The Hafler "Factory" in Pennsauken, NJ (directly across the river from Philadelphia) was even smaller - a 2-bay garage with a very small office attached. Been there, too.
Quad, on the other hand was a first-line, always expensive name in the industry - more akin to McIntosh and Marantz than Dynaco.
Vintage equipment can be made to be as safe and reliable (often more so) than any modern item out there. Hobbyists have no accountability for costs and are not required to make a profit - and so may use parts and techniques of a higher quality or superior to OEM parts and techniques necessarily limited by the bean-counters. But, and for the record, in my experience, there is no reliable and direct correlation between initial cost and quality. Some manufacturers simply made good products at a reasonable cost. Some made cheap products at a low cost, some made very questionable products at exotic prices. And some made superior products at superior prices.

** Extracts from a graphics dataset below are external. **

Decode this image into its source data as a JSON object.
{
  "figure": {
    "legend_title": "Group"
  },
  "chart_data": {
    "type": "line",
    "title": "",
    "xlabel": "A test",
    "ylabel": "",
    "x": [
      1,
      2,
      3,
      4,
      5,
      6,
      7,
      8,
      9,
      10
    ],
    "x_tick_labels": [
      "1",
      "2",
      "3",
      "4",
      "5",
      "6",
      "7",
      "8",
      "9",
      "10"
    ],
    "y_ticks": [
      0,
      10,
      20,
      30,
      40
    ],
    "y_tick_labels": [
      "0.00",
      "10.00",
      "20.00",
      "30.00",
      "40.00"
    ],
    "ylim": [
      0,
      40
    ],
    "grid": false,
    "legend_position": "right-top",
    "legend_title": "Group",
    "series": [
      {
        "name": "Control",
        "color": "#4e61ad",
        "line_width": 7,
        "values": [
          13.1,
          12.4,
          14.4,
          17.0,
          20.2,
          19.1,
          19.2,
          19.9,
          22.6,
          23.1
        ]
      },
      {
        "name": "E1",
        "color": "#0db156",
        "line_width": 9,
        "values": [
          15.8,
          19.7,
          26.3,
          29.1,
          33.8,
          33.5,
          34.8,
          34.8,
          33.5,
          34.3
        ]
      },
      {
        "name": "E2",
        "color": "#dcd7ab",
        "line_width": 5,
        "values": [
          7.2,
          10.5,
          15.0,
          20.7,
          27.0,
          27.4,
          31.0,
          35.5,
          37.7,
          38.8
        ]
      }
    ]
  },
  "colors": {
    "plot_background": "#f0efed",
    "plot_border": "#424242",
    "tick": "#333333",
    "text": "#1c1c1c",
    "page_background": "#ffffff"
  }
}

But in very nearly every case, better parts and pieces than OEM are available - and should be used if needed.
As to variacs and such - I keep one of these (
http://www.oaktreevintage.com/web_photo ... _small.jpg ) please excuse the small picture. It is an isolation transformer and variable autotranfomer in one box with very good meters for voltage and amperage. Two scales on the ammeter 0 - 1A and 0 - 3A, each separately fused. Heath did make a 240V version - basically a different scale on the volt meter. I cannot convey how many times this device has save equipment and time during the diagnostic process.